Richard - Well, unlike Henry Ford, we're not that limited. The great thing about these pigments that occur in fruit and in flowers, they’re called anthocyanins. Interestingly, “anthocyanin” comes from the Greek “anthos,” meaning flower, and “cyan” meaning blue, which is really interesting because most of these anthocyanins in fruit certainly don’t make a blue. Even a blueberry is not blue. You know, when you crush it, it's quite purple. But what happens with these anthocyanins is that they actually are pH sensitive. So in the plant they tend to be more reddy and purple and that's at very acidic conditions. Now as soon as you actually start to change the pH, the colour will change. Then they go blue when they become more neutral.

Chris - Well you know you're not selling this to me Richard, because either you can have purple hair or blue hair.

Richard - Well you see the interesting thing there is that if we're going to make these colors go on to the hair we want to be able to produce a whole range of different colors. And the most difficult thing to get from nature is a blue. If we can get a blue then that means we can combine that with a red and we can combine that with a yellow. So we can get a brown with this system.
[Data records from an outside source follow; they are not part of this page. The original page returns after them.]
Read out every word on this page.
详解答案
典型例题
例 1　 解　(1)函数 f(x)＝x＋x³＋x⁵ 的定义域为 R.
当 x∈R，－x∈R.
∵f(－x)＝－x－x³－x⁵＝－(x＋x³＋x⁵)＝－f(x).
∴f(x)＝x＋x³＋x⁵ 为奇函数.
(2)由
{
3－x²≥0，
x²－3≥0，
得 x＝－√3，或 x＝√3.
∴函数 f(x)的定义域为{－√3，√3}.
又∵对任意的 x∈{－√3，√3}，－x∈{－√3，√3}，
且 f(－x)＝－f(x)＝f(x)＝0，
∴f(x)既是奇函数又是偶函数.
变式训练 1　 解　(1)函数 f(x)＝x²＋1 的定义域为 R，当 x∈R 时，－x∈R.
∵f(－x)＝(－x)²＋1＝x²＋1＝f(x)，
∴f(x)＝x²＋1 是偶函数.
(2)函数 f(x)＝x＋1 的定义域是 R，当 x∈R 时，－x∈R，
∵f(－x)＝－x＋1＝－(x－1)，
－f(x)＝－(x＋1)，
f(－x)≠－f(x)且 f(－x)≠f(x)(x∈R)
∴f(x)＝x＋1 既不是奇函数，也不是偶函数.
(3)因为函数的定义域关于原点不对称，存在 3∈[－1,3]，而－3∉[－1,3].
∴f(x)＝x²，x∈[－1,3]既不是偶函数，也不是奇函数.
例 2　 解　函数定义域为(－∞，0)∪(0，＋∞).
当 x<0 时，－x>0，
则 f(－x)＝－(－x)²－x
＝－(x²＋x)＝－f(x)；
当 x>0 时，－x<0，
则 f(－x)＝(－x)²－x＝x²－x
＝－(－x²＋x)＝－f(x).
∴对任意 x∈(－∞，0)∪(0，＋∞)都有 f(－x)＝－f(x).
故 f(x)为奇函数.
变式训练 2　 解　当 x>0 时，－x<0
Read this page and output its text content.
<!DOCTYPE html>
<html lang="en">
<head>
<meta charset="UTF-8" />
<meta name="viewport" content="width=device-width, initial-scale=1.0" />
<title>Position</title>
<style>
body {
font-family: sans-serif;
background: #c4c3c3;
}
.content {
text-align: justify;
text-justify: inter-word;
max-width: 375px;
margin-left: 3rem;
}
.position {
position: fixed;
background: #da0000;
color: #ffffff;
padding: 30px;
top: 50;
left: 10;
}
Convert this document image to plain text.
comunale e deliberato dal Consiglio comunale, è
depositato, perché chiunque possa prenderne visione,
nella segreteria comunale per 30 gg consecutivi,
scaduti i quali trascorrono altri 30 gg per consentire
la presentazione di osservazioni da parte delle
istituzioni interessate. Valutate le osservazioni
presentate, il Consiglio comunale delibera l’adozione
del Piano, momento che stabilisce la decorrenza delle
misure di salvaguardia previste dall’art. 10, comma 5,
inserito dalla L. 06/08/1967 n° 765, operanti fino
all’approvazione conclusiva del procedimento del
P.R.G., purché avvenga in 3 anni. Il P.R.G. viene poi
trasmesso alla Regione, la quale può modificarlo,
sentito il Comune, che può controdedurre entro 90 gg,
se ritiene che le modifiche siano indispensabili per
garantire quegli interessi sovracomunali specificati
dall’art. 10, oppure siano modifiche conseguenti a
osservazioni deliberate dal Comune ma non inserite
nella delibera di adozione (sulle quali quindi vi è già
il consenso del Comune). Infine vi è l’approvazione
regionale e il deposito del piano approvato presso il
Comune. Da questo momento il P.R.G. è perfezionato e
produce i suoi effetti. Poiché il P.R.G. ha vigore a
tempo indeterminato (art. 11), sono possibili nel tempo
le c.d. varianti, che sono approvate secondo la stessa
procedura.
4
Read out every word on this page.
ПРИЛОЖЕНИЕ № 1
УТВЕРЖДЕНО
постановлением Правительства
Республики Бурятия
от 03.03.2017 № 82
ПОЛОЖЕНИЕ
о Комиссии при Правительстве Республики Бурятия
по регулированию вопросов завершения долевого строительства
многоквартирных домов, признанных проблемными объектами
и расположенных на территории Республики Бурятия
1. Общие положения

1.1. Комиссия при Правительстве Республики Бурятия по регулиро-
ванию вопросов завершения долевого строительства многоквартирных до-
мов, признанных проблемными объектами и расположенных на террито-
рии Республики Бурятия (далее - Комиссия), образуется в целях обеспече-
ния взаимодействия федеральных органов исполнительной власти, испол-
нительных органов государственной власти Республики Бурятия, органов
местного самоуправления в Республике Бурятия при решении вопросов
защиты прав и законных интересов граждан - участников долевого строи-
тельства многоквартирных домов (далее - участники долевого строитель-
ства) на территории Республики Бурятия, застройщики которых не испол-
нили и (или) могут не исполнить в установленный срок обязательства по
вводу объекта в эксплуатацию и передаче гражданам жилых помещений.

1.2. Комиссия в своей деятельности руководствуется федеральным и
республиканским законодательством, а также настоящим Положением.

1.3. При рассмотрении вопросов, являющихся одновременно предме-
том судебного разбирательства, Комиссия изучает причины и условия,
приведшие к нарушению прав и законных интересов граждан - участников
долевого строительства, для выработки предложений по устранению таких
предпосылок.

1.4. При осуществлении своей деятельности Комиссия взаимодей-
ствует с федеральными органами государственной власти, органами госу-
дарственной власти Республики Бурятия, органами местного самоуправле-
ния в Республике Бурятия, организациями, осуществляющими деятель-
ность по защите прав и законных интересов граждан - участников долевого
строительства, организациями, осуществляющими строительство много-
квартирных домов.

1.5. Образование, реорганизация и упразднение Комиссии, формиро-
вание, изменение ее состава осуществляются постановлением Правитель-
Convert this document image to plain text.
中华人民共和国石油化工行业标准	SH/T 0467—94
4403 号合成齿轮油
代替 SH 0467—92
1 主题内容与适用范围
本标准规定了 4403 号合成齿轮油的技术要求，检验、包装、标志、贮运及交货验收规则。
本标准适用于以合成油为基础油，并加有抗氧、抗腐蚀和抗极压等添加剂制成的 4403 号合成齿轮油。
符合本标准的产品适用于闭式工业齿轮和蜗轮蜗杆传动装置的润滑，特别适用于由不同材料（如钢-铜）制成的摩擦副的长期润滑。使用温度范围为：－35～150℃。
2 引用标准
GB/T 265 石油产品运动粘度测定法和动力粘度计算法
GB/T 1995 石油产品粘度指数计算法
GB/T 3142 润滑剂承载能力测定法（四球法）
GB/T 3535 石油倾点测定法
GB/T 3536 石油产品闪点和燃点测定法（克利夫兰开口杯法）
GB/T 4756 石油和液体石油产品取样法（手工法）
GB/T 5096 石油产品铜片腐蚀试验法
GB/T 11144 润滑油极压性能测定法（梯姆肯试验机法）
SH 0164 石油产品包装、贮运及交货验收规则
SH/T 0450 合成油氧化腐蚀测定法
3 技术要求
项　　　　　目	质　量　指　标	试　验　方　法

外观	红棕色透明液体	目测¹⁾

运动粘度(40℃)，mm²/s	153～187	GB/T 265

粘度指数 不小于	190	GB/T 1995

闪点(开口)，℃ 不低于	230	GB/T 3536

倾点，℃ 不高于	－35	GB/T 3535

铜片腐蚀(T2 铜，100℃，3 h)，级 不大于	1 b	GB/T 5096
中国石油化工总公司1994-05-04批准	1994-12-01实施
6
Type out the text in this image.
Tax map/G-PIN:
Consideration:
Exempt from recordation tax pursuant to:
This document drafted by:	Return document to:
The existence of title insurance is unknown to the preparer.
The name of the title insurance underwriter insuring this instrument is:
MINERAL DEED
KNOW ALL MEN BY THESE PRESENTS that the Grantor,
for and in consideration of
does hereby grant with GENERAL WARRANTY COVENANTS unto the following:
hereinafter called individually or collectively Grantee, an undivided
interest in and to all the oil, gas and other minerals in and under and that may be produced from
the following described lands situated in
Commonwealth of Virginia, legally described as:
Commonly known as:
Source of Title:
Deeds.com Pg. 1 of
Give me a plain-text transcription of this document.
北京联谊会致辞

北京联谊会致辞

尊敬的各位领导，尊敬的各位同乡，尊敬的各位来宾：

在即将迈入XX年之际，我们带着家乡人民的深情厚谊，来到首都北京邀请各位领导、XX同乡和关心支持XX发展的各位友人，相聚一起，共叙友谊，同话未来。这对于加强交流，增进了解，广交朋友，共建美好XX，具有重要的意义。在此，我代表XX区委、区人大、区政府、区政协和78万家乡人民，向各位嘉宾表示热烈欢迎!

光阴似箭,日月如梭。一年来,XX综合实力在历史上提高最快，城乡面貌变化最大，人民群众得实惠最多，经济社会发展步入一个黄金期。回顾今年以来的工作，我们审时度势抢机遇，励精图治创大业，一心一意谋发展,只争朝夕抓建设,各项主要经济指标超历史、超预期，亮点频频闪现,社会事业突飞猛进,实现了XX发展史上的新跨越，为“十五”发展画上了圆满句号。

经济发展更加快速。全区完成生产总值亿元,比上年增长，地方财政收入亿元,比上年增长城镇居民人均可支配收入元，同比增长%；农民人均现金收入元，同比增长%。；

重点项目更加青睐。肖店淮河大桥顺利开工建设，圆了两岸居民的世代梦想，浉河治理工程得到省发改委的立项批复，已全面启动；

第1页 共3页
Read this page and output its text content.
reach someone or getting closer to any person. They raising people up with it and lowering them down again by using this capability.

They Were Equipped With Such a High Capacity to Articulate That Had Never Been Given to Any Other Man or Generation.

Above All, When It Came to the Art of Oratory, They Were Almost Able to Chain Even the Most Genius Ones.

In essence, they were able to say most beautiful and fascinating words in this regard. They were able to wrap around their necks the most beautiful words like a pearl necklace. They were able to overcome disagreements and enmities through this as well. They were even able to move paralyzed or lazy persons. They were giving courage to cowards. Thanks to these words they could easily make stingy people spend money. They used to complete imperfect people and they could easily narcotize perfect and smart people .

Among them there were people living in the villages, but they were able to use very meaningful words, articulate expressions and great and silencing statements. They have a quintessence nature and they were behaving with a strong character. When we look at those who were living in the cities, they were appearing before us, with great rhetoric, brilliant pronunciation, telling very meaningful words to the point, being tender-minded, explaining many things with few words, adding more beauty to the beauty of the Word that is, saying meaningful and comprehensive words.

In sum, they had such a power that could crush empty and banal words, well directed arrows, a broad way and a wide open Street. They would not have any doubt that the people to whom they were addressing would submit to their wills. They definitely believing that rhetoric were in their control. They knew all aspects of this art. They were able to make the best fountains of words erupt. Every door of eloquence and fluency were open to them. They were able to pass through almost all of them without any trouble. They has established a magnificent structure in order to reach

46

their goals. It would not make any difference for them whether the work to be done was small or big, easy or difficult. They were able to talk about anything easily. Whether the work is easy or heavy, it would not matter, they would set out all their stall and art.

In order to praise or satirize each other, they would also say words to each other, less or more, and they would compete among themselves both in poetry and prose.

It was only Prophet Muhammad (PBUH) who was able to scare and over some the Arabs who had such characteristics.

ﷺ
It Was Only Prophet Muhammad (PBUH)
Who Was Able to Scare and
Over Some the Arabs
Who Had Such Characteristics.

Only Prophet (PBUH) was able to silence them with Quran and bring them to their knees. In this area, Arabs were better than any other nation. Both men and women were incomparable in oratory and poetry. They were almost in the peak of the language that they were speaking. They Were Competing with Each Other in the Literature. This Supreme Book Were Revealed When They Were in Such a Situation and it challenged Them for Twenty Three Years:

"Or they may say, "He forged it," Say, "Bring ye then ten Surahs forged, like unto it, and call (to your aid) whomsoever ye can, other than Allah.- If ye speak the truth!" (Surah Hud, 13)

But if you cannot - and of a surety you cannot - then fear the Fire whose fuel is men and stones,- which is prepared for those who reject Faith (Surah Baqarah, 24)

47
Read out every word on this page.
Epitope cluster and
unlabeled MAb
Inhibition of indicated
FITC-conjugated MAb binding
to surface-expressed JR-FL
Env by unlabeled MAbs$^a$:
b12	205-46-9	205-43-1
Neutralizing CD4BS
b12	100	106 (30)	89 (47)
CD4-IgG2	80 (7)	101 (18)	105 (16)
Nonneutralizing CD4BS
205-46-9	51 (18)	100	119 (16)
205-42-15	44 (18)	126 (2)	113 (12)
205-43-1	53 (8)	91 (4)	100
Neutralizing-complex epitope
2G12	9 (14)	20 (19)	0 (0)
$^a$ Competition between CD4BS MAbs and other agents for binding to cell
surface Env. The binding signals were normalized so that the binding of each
Chris - So that does have potentially genuine applications.

Richard - Absolutely.

Chris - You can dye hair with this and it won't wash out? You won't go in the bathroom and your hair color goes back to whatever you started with?

Richard - It's in the classification of “semi-permanents”, which puts about lasting about 12 washes.

Chris - And is this more sustainable in the sense that I haven't got to go and grow an enormous field full of blackcurrants just to make hair dye?

Richard - Well the great thing about being in the UK is that we grow a tremendous amount of blackcurrants, and over 90 percent of those are used for “Ribena”. So those are pressed for juice and at the end of that process, essentially, the pressed skins are waste material which ordinarily were being thrown away. And that's how we came to this in the first instance when we were looking into nature and trying to find all the different solutions. So we take those skins and extract the pigment out of that, and that's the kind of science bit if you like, is how we get the pigment out and turn that into the hair dye.